After this bit me today (for the last time!), I decided it's time to revisit. After some searching around on the web, I found this little nugget of Perl code for checking whether a string was UTF-8 encoded. I also found a C translation of that code somewhere (can't find the link now), which I modified for use in Sigil. Here it is:

// This function goes through the entire byte array 
// and tries to see whether this is a valid UTF-8 sequence.
// If it's valid, this is probably a UTF-8 string.
bool Utility::IsValidUtf8( const QByteArray &string )
{
    // This is an implementation of the Perl code written here:
    //   http://www.w3.org/International/questions/qa-forms-utf-8
    //
    // Basically, UTF-8 has a very specific byte-pattern. This function
    // checks if the sent byte-sequence conforms to this pattern.
    // If it does, chances are *very* high that this is UTF-8.
    //
    // This function is written to be fast, not pretty.    

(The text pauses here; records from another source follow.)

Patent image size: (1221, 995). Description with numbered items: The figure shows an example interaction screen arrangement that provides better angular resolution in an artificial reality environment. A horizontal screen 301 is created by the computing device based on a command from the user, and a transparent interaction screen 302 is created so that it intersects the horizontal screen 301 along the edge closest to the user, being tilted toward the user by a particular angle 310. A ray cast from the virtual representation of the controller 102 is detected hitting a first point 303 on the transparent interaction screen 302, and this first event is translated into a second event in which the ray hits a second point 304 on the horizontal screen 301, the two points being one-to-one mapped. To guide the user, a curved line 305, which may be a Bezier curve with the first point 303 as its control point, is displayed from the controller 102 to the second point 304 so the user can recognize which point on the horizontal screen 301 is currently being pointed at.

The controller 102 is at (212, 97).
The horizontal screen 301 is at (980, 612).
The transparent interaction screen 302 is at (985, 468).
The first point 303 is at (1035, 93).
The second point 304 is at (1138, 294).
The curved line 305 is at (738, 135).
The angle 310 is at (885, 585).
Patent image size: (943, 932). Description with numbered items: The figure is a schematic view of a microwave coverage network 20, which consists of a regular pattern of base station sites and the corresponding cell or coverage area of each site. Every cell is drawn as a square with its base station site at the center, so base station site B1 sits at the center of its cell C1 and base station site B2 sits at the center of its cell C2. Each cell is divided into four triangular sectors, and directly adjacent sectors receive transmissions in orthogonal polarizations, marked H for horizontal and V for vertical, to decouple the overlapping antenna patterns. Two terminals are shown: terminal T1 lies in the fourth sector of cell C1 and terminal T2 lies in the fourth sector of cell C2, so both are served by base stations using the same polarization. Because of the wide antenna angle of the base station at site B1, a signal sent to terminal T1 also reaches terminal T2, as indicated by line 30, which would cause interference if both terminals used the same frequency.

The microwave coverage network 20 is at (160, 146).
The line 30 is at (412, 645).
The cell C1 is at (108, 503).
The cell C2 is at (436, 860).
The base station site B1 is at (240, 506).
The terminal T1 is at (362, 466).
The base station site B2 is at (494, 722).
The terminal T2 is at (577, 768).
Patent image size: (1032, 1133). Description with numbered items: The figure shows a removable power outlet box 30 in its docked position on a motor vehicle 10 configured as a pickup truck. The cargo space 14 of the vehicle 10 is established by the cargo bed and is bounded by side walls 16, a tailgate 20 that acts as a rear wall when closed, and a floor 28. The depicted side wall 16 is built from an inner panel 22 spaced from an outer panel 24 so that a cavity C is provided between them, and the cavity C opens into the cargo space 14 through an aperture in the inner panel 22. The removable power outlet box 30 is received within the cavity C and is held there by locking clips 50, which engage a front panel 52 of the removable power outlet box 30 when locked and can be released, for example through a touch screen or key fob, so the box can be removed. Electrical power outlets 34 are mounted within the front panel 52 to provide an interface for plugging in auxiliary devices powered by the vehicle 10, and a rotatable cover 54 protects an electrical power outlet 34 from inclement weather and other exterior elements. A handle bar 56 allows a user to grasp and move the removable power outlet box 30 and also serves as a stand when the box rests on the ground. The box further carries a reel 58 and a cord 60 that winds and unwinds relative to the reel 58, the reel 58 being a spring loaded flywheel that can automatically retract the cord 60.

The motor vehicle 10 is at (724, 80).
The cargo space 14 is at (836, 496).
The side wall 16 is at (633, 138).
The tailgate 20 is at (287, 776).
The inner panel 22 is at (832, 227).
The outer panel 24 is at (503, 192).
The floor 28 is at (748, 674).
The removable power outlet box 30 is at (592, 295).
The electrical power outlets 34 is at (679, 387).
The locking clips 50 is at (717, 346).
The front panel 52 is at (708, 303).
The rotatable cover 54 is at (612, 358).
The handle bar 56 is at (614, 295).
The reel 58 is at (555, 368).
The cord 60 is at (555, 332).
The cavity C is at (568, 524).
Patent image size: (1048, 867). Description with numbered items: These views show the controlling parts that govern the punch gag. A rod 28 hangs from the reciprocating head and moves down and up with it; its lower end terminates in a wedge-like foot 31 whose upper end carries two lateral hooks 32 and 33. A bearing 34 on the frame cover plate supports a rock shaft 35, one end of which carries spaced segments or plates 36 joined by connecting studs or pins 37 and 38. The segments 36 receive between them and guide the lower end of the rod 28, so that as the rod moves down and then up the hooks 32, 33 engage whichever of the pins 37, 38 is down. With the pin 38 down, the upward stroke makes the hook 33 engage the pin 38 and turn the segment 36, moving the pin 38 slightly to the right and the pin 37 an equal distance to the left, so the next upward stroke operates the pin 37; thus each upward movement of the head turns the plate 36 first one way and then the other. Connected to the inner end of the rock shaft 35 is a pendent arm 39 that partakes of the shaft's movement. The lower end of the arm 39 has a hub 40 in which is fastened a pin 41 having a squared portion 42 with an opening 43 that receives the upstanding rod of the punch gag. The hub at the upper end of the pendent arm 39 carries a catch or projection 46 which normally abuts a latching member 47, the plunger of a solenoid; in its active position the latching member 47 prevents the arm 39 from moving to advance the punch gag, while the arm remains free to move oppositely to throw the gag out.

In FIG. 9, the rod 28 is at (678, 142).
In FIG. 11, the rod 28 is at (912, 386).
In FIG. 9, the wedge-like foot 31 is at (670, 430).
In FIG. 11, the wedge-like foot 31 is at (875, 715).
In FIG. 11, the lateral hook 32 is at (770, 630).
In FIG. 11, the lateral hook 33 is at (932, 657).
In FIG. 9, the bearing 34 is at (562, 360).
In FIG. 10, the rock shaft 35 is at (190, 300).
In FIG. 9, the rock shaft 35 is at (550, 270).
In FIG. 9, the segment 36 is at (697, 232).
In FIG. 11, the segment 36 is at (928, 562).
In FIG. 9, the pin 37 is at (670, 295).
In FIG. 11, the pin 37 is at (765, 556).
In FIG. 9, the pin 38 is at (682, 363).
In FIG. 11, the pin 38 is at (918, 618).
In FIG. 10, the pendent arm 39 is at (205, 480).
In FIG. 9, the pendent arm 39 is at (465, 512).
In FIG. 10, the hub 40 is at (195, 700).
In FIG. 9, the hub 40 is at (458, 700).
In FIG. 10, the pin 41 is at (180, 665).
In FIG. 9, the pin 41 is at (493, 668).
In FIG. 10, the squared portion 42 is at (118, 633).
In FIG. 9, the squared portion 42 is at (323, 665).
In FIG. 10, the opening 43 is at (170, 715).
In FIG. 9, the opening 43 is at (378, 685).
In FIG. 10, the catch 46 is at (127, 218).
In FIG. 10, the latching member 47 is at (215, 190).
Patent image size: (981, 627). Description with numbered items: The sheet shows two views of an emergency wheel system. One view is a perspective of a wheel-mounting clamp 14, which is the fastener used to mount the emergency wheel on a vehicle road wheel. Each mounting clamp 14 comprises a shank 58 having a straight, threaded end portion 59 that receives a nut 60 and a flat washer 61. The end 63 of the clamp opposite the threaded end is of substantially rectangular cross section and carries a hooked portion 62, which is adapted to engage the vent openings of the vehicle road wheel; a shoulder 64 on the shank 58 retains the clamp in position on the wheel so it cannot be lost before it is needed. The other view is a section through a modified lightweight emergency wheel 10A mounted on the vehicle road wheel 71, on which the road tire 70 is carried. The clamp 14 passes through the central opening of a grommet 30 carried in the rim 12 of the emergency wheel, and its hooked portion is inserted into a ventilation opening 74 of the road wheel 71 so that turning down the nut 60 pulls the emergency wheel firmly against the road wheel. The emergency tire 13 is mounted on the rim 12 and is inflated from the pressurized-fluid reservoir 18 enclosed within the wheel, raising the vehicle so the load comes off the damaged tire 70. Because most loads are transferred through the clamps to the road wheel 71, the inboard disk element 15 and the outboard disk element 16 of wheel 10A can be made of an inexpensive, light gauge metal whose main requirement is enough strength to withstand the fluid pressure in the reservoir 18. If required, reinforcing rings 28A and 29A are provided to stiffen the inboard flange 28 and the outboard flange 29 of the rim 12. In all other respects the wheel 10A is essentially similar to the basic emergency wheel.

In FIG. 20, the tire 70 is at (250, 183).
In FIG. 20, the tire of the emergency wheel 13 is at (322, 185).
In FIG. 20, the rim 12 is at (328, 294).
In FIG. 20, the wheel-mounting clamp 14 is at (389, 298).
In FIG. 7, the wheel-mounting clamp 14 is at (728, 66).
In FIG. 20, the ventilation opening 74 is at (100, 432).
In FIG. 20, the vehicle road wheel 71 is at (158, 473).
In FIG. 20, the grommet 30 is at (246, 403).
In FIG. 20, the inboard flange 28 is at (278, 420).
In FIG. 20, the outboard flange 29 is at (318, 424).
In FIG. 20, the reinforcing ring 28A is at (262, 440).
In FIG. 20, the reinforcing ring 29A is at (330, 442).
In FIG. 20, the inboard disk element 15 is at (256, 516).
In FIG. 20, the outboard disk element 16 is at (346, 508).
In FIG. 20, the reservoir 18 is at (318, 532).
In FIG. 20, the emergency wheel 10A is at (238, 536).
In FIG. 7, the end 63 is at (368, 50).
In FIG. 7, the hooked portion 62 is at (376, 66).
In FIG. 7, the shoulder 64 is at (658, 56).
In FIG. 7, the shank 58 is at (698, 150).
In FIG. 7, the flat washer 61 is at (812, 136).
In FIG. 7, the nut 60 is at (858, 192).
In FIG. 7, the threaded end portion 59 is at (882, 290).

    if ( string.isNull() )

        return false;

    int index = 0;
    const unsigned char *bytes = NULL;

    while ( index < string.size() )
    {
        QByteArray dword = string.mid( index, 4 );

        if ( dword.size() < 4 )

            dword = dword.leftJustified( 4, '\0' );

        bytes = (const unsigned char *) dword.constData();

        // ASCII
        if (   bytes[0] == 0x09 ||
               bytes[0] == 0x0A ||
               bytes[0] == 0x0D ||
               ( 0x20 <= bytes[0] && bytes[0] <= 0x7E )                    
           ) 
        {
            index += 1;
        }

        // non-overlong 2-byte
        else if (  ( 0xC2 <= bytes[0] && bytes[0] <= 0xDF ) &&
                   ( 0x80 <= bytes[1] && bytes[1] <= 0xBF )            
                ) 
        {
            index += 2;
        }
           
        else if (  (     bytes[0] == 0xE0                         &&         // excluding overlongs 
                         ( 0xA0 <= bytes[1] && bytes[1] <= 0xBF ) &&
                         ( 0x80 <= bytes[2] && bytes[2] <= 0xBF )        ) || 
                  
                   (     (   ( 0xE1 <= bytes[0] && bytes[0] <= 0xEC ) ||     // straight 3-byte
                             bytes[0] == 0xEE                         ||
                             bytes[0] == 0xEF                     ) &&
                    
                         ( 0x80 <= bytes[1] && bytes[1] <= 0xBF )   &&
                         ( 0x80 <= bytes[2] && bytes[2] <= 0xBF )        ) ||

                   (     bytes[0] == 0xED                         &&         // excluding surrogates
                         ( 0x80 <= bytes[1] && bytes[1] <= 0x9F ) &&
                         ( 0x80 <= bytes[2] && bytes[2] <= 0xBF )        )
                 ) 
        {
            index += 3;
        }
 
          
        else if (    (   bytes[0] == 0xF0                         &&         // planes 1-3
                         ( 0x90 <= bytes[1] && bytes[1] <= 0xBF ) &&
                         ( 0x80 <= bytes[2] && bytes[2] <= 0xBF ) &&
                         ( 0x80 <= bytes[3] && bytes[3] <= 0xBF )      ) ||

                     (   ( 0xF1 <= bytes[0] && bytes[0] <= 0xF3 ) &&         // planes 4-15
                         ( 0x80 <= bytes[1] && bytes[1] <= 0xBF ) &&
                         ( 0x80 <= bytes[2] && bytes[2] <= 0xBF ) &&
                         ( 0x80 <= bytes[3] && bytes[3] <= 0xBF )      ) ||
                
                     (   bytes[0] == 0xF4                         &&         // plane 16
                         ( 0x80 <= bytes[1] && bytes[1] <= 0x8F ) &&
                         ( 0x80 <= bytes[2] && bytes[2] <= 0xBF ) &&
                         ( 0x80 <= bytes[3] && bytes[3] <= 0xBF )      )
                ) 
        {
            index += 4;
        }

        else
        {
            return false;
        }
    }

    return true;
}

This code is currently used as a last resort when the encoding isn't found. If this function says there's a high probability of the text being UTF-8, then it's read as such. Instant success with the test files I had on hand.

I also added an explicit check for the "encoding" XML attribute which the "QTextCodec::codecForHtml()" function apparently doesn't check for at all. Don't ask me why, ask Nokia.

This along with the UTF-16 auto-detection and line-ending fix (more on this tomorrow) makes Sigil now very robust to files with unspecified encodings. For the user, things should "just work" more often.